Matis Feld, a 36 year-old rabbinical student, prayed for his son.
"My son may need an operation, and I am here to pray that he won't need one," said Feld, a native of Brooklyn, New York. "There is a special power to prayer here that does not exist in every place."
With this year's calendar date coinciding with the Sabbath, worshipers descended upon the West Bank shrine – venerated by Jews for centuries – over the course of Friday, Saturday evening, and Sunday. An estimated 80,000 worshipers visited the site, which lies about 500 yards south of Jerusalem’s municipal boundary, under the protection of police and border guards, said Micky Rosenfeld, a police spokesman. He said no incidents were reported.
Incorporated within Israel's concrete security barrier in 2002 following the second Palestinian intifada, the shrine looks nothing like the domed stone structure depicted in turn-of the century photographs and sketches. A series of 13-foot-high concrete walls obscures the structure's exterior, which underwent extensive renovations and structural additions earlier this year.
In 2010, the Israeli government declared the shrine a "national heritage site." The decision prompted the United Nations Educational, Scientific and Cultural Organization to affirm an Arab member state proposal to designate it a Muslim holy site called "Bilal bin Rabah Mosque / Rachel's Tomb.” UNESCO said the tomb is "an integral part of the occupied Palestinian territories and that any unilateral action by the Israeli authorities is to be considered a violation of international law," according to an Associated Press report. The Israeli government roundly condemned the declaration.
Israeli historians argue that the site never served as a mosque for the Muslims, who buried their dead in a cemetery adjacent to the shrine. British financier Moses Montefiore "is said to have obtained a permit from the Turks to build another room adjacent to Rachel’s Tomb in 1841 to keep the Muslims away from the room of the grave and to help protect the Jews at the site," wrote Nadav Shragai, an Israeli journalist, who chronicled the history of Rachel's Tomb, in a 2010 study for The Jerusalem Center for Public Affairs.
Amid the humming of prayer chants and the swaying worshipers in the men's section, Moshe Benaim could be seen taking a prayer book from one of the shelves. Clad in an Israel Defense Forces uniform, he was about to recite the morning service.
"I'm here because it's a very important day," said Benaim, a 28-year-old quality assurance analyst with the IDF who was born in New York City and grew up in the United Kingdom before recently making aliyah. "We believe Rachel cares for every one of her children and have no doubts that our prayers, here, will be accepted."
Others, like Avraham Miller, a bearded Haredi man from Brooklyn who arrived in Israel as a student in 1965, sees Jewish prayer at the site as the fulfillment of Jeremiah's prophecy. Quoting scripture, he noted God's assurance to a weeping Rachel that “Your children will return to their own land."

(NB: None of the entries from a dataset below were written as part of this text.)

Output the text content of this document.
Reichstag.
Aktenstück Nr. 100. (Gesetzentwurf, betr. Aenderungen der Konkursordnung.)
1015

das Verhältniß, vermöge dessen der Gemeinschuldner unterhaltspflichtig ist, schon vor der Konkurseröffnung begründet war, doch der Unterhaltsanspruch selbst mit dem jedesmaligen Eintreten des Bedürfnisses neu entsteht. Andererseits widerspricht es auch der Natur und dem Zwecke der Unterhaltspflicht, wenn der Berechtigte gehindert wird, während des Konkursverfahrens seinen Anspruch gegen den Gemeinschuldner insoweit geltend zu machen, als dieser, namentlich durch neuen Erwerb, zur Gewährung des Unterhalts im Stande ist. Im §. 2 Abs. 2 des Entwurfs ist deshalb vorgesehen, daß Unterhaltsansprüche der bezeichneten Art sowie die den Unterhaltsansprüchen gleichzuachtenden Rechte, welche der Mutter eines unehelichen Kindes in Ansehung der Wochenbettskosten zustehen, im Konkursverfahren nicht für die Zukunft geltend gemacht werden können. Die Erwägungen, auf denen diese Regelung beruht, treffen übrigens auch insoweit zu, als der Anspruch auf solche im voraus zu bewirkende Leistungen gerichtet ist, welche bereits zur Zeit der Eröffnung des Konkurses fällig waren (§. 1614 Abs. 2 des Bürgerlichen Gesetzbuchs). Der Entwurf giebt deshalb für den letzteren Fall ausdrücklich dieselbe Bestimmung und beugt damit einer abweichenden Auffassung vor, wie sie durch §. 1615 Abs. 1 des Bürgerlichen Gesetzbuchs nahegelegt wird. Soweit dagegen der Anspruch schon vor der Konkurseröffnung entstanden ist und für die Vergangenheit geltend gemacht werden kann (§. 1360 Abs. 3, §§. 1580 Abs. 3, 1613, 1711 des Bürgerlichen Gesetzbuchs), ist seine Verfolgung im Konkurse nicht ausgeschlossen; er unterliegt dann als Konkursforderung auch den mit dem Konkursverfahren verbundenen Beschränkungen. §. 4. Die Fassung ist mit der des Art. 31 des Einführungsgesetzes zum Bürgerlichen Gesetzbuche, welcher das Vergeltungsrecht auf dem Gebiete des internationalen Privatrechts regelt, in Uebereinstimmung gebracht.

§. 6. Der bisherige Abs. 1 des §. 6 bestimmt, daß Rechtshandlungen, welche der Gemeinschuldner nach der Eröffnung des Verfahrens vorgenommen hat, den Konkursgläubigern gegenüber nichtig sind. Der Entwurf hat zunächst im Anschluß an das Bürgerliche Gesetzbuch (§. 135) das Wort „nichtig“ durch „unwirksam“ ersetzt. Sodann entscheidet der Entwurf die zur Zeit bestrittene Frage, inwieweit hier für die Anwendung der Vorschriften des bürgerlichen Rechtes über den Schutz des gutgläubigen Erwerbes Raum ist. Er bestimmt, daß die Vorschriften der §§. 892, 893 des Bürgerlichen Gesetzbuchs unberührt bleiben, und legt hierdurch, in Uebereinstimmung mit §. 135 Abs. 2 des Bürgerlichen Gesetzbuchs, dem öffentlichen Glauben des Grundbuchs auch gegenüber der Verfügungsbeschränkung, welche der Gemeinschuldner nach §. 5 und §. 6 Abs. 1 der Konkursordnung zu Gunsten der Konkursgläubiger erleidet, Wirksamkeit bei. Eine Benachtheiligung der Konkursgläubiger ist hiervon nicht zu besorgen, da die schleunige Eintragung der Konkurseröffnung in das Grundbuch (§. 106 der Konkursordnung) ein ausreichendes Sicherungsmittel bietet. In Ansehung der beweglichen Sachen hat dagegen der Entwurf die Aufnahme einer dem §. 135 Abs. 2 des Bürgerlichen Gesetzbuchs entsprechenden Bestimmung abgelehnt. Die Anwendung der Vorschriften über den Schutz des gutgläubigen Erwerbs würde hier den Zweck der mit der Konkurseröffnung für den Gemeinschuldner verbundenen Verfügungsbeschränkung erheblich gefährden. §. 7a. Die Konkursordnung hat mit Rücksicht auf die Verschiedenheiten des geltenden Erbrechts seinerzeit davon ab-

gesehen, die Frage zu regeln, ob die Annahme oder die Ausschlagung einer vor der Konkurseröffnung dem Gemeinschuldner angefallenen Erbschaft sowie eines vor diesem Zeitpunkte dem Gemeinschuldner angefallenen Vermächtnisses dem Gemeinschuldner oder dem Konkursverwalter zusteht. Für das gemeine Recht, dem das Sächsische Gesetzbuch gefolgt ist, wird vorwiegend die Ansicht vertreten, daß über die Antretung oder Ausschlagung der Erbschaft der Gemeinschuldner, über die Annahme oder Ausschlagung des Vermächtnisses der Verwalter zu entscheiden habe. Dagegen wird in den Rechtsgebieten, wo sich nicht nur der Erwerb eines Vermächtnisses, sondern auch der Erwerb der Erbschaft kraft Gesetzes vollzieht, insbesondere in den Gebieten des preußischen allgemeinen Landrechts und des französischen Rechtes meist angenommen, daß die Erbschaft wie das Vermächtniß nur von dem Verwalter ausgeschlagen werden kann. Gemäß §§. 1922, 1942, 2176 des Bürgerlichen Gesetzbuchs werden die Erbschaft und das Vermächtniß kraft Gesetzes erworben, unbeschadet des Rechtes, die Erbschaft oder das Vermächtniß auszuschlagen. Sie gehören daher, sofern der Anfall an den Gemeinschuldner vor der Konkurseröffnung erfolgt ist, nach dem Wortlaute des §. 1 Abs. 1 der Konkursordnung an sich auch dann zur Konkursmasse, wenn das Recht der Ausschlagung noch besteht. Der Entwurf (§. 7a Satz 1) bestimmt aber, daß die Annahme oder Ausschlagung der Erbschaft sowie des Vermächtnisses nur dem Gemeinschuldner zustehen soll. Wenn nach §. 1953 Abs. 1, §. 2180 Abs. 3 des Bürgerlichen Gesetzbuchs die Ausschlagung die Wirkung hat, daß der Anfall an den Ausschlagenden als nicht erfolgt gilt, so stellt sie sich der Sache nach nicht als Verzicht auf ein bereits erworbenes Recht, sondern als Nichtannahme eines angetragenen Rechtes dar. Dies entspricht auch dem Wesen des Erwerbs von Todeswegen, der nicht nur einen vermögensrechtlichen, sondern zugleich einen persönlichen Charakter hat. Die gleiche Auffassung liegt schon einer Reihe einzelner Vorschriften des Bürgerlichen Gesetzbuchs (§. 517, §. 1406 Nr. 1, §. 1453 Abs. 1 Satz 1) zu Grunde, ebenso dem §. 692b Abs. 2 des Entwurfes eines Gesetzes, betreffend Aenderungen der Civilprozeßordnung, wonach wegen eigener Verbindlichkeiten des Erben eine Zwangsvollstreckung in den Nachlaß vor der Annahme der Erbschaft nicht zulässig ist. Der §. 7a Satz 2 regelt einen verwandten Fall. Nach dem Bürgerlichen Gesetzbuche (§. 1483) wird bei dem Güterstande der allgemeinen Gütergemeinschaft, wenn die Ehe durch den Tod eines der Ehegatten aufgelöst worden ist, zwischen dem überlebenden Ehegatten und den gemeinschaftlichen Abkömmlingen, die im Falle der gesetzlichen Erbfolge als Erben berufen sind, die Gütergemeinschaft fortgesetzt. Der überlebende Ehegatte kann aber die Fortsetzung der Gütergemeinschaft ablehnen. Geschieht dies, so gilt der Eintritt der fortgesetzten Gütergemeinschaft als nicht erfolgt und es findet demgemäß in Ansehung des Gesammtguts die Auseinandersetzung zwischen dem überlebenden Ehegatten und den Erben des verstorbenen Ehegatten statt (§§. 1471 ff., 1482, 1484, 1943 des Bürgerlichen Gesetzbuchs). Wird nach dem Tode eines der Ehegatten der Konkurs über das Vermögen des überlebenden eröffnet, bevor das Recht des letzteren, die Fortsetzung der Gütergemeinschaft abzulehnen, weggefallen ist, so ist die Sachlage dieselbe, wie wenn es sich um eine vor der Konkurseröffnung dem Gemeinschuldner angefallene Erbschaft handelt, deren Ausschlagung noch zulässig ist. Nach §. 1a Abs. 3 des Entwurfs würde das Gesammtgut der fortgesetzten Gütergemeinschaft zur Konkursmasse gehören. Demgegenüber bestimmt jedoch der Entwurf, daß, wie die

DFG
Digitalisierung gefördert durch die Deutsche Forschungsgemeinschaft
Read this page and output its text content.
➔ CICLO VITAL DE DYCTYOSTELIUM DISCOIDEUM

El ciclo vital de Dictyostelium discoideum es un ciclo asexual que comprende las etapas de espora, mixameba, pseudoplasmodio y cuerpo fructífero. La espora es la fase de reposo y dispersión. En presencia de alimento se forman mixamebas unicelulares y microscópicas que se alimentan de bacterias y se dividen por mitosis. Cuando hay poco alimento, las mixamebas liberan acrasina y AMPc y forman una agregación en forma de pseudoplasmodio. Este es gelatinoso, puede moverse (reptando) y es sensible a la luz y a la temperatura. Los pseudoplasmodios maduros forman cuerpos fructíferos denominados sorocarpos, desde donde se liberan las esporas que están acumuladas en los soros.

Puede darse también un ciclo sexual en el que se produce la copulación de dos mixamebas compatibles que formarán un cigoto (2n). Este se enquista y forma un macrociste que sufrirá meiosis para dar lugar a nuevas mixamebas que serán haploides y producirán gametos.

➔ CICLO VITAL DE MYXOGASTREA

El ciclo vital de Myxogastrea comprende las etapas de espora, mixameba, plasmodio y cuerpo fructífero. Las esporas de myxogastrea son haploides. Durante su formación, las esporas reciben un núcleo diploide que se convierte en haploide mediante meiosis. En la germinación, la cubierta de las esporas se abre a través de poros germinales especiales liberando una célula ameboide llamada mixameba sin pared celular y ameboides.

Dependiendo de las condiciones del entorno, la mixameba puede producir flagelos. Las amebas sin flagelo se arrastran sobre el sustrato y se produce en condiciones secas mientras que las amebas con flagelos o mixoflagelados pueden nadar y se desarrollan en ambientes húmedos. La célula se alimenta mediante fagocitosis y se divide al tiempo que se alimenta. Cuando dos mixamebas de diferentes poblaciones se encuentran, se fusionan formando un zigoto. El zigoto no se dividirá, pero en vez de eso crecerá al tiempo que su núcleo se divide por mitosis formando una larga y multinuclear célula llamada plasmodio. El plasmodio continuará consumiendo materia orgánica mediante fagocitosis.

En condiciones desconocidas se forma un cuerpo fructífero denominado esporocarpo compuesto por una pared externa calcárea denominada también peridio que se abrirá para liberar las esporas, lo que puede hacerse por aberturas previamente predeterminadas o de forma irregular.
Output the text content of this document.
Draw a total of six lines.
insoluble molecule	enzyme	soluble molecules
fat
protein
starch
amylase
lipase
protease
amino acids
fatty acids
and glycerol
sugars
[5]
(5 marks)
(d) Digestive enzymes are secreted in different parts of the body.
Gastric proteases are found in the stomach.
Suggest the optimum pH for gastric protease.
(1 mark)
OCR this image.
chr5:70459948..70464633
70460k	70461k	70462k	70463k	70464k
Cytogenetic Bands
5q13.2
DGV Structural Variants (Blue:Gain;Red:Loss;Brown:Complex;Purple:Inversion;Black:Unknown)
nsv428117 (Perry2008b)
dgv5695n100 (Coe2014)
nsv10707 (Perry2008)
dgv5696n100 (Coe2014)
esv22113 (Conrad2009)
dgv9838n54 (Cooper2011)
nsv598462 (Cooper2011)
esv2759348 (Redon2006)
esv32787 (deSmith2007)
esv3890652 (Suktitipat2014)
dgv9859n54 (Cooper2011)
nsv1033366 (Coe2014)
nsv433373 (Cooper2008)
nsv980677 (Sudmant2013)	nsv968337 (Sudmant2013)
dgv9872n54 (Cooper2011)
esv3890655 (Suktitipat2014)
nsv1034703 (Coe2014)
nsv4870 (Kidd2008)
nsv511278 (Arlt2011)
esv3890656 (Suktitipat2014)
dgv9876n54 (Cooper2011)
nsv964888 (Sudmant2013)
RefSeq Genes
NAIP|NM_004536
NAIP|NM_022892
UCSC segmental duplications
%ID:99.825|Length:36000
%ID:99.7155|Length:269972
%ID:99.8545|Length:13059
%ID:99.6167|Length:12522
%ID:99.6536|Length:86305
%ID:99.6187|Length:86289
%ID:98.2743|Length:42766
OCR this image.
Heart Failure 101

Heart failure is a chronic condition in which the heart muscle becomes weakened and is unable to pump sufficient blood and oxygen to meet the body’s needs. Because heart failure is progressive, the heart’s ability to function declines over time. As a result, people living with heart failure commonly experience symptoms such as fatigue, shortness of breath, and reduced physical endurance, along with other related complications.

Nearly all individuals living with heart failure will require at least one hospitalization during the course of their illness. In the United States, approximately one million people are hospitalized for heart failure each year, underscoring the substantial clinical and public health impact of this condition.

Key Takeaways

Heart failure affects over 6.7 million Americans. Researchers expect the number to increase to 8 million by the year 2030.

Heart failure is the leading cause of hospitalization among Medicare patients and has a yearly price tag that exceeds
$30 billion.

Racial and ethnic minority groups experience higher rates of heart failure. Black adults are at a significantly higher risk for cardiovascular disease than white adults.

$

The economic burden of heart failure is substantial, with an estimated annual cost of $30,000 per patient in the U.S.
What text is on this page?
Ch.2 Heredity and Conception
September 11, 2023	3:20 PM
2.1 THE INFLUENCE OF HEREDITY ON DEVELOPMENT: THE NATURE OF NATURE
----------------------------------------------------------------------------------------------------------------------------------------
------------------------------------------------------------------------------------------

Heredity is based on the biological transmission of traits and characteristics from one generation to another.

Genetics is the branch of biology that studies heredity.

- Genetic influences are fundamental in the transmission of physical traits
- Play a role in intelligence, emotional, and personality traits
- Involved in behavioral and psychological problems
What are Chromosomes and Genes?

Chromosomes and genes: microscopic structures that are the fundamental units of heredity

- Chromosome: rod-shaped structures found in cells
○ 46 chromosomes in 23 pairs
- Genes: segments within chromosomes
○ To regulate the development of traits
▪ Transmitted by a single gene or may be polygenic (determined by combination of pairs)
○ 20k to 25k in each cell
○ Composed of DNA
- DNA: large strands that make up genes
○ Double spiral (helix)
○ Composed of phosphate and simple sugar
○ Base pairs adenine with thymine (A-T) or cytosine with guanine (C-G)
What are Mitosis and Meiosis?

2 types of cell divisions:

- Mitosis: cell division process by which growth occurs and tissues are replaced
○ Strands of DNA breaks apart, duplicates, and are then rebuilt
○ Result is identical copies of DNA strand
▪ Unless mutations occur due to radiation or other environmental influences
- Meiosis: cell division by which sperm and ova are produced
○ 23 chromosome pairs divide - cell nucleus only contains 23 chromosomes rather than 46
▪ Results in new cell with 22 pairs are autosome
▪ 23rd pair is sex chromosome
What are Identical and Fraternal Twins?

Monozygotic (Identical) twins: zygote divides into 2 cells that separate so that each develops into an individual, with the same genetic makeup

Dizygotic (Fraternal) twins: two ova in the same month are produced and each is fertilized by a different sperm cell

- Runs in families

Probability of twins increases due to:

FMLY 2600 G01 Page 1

"The mother, Rachel, represents our passport to coming out of exile and returning back to Israel," said Miller. "That's why we come here to ‘daven’ [‘pray’]. It's special."
Outside the shrine – at a separate entrance for women, a lady with a head-covering spoke wistfully, as if she were coming to visit a beloved parent.
"I come here to my mother," says a woman, who would only identify herself as Yiscah, a 49 year-old Jerusalem native who teaches high school English. "Rachel is like a 'mama.'"
Asked what she would be praying for, Yiscah let out an anguished sigh before answering.
"I pray for all the things I don't have," she said. "I pray to be a better person and a better mother."